Grant Seeks to Develop Treatment Strategies for Autism and Schizophrenia Associated with DiGeorge Syndrome

Rare Daily Staff

The Eunice Kennedy Shriver National Institute of Child Health and Human Development, part of the National Institutes of Health, has awarded a five-year, $3.4 million grant to Anthony-Samuel LaMantia, a professor at the Fralin Biomedical Research Institute at Virginia Tech, to develop new treatment strategies for autism and schizophrenia associated with the rare neurodevelopment condition DiGeorge syndrome.

DiGeorge Syndrome, also known as 22q11.2 deletion syndrome, is caused by a small missing piece of the 22nd chromosome. The condition causes palate abnormalities, heart defects, immune dysfunction, and esophageal/GI issues, as well as debilitating neuropsychiatric and behavioral challenges. Children with the condition also experience withdrawn behavior, ADHD, cognitive impairment, and autism spectrum disorder that affect communication and social interaction.
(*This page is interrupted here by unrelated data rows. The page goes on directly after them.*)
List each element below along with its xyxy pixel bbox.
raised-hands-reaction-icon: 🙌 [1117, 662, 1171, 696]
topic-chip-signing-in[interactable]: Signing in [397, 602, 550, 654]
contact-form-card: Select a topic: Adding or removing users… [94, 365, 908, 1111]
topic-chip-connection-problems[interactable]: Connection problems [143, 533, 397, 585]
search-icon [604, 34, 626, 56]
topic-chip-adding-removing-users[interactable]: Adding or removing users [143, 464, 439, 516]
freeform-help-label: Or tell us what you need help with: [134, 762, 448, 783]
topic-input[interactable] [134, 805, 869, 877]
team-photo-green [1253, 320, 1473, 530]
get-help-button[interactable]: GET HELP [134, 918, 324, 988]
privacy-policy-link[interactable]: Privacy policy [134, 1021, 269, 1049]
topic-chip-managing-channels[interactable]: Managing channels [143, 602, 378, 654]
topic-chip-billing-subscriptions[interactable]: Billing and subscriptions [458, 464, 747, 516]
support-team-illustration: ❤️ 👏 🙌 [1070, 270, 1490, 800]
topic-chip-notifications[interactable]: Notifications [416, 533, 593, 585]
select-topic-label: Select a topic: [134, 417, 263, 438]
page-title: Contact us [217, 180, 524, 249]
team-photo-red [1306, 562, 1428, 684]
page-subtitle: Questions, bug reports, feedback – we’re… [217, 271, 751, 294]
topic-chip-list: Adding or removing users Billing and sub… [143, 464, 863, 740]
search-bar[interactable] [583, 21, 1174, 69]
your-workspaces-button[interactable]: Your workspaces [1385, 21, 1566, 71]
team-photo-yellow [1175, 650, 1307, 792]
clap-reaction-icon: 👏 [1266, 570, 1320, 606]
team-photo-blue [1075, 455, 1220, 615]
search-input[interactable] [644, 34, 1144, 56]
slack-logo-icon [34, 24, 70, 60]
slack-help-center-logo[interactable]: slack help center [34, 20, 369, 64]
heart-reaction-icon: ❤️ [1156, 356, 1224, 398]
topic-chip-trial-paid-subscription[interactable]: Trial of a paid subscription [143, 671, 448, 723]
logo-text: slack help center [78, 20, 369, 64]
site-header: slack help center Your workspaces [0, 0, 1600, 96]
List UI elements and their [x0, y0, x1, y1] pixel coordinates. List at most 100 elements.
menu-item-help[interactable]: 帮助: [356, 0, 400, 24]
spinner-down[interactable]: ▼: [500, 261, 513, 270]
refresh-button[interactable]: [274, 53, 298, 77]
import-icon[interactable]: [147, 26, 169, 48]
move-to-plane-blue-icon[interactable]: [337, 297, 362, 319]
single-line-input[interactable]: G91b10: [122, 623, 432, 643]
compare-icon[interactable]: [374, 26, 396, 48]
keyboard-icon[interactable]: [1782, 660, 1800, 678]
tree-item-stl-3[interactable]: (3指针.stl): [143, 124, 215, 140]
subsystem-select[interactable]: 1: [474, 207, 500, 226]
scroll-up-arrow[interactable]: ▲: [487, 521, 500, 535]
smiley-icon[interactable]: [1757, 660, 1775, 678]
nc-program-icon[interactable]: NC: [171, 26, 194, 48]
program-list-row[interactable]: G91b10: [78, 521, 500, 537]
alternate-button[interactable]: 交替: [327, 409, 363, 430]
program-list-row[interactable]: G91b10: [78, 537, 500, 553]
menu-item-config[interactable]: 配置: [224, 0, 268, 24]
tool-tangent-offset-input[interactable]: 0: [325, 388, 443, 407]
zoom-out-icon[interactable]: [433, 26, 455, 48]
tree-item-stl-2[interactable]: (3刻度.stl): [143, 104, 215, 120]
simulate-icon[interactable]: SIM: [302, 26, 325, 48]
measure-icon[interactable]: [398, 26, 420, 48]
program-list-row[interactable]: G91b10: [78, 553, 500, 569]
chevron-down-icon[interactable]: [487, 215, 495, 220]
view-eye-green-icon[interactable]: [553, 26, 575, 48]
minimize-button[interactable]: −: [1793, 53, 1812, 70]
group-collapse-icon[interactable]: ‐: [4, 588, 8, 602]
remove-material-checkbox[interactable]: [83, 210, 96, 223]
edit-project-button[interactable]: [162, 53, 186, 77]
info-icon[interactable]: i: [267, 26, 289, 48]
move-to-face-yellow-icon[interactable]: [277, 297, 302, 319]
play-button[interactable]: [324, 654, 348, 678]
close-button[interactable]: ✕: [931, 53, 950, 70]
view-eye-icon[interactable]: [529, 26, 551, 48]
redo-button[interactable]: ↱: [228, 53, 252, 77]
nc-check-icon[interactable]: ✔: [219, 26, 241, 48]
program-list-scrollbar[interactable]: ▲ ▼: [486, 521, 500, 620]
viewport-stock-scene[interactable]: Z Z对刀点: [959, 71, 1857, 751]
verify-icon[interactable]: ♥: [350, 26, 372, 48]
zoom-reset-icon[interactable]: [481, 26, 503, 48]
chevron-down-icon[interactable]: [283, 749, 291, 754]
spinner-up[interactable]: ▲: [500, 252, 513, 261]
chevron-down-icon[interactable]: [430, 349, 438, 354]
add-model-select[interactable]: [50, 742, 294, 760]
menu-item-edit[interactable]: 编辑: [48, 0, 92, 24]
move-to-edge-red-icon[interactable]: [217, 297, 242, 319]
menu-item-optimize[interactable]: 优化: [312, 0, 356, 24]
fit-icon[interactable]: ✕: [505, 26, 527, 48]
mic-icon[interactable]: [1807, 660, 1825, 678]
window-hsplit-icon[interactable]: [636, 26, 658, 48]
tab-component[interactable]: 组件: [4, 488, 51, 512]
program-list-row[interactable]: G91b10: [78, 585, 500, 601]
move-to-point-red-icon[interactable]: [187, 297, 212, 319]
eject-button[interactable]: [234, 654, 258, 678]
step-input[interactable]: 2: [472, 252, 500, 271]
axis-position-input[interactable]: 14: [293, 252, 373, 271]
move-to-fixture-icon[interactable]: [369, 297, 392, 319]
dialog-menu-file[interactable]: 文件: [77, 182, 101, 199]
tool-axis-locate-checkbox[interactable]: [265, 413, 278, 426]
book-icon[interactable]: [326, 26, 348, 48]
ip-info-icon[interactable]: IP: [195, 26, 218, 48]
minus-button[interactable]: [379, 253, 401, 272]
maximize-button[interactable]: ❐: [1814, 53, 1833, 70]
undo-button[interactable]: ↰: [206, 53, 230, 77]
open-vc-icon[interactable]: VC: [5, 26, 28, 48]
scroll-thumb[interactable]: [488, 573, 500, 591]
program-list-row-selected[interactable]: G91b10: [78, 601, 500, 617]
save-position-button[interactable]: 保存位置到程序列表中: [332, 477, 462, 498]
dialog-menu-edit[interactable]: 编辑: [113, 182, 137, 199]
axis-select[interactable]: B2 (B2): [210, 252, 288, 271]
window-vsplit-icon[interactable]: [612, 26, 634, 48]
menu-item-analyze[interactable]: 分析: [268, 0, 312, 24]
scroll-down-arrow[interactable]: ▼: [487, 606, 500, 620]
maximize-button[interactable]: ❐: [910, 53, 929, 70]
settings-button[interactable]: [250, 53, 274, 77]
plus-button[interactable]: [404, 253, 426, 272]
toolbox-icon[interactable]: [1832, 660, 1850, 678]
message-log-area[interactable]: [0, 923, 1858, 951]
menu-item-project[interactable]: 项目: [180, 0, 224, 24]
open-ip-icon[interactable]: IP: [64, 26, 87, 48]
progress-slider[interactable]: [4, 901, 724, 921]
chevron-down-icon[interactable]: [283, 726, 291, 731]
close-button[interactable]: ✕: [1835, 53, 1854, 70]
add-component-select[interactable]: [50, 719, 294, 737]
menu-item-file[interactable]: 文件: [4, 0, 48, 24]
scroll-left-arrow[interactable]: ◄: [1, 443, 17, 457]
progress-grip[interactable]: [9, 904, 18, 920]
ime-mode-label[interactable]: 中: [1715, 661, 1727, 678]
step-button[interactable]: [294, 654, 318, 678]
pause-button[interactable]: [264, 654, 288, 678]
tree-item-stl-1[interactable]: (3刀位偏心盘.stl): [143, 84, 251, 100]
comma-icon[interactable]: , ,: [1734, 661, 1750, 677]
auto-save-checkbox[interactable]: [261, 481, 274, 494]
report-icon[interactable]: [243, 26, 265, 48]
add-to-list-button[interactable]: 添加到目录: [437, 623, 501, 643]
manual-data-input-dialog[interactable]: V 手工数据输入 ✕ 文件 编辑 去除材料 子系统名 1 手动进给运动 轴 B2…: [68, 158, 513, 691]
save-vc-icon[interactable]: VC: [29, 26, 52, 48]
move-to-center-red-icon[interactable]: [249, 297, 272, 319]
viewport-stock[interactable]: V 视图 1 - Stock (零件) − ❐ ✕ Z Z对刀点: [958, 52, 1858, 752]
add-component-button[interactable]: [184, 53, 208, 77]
Later in life, they are at an increased risk of developing mental illnesses such as schizophrenia.

LaMantia’s lab, one of a handful in the world working on this problem, has studied DiGeorge syndrome for more than two decades. The lab dives deep into how the brain’s circuits are constructed to develop a precise understanding of the syndrome’s causes.

“I think 20 years of research has provided a foundation for thinking about this disease differently in the clinic,” LaMantia said. “It’s a neurodevelopmental disorder, and it’s disrupting very specific, identifiable steps in development of the brain. And we’re really trying to now look at one of the last steps of brain development that we think is the most likely to be accessible to making adjustments without damaging other things.”

LaMantia believes the mitochondria—the powerhouses of cells—are central to disrupting brain development in DiGeorge syndrome. In a typically developing brain, the mitochondria in neurons in the cerebral cortex have enough energy to create long-distance connections to other parts of the brain and turn the circuits on and off to ensure everything is working properly.

In DiGeorge syndrome, though, the mitochondria are oxygen-starved and lack the energy to make necessary connections. The reason for this disruption can be traced to several genes in the region of chromosome 22, which is deleted in DiGeorge syndrome. The imbalance of having only half of the required amount of these genes, the proteins they encode, and the support for mitochondria they provide, underlies a failure to make sufficient numbers of connections during brain development, and a dysfunctional system.

While many of the syndrome’s impacts occur before birth, or before the disease can be diagnosed, the mitochondrial deficit that disrupts making these final connections occurs late enough in brain development to allow for intervention.

“If you’re going to fix it, that’s probably the only place that is viable to fix it, and without causing other problems in the process,” LaMantia said. “It’s fortunate that these are mitochondrial changes, because you can support mitochondria through relatively simple and very safe means, including dietary supplements or more precisely-targeted drugs.”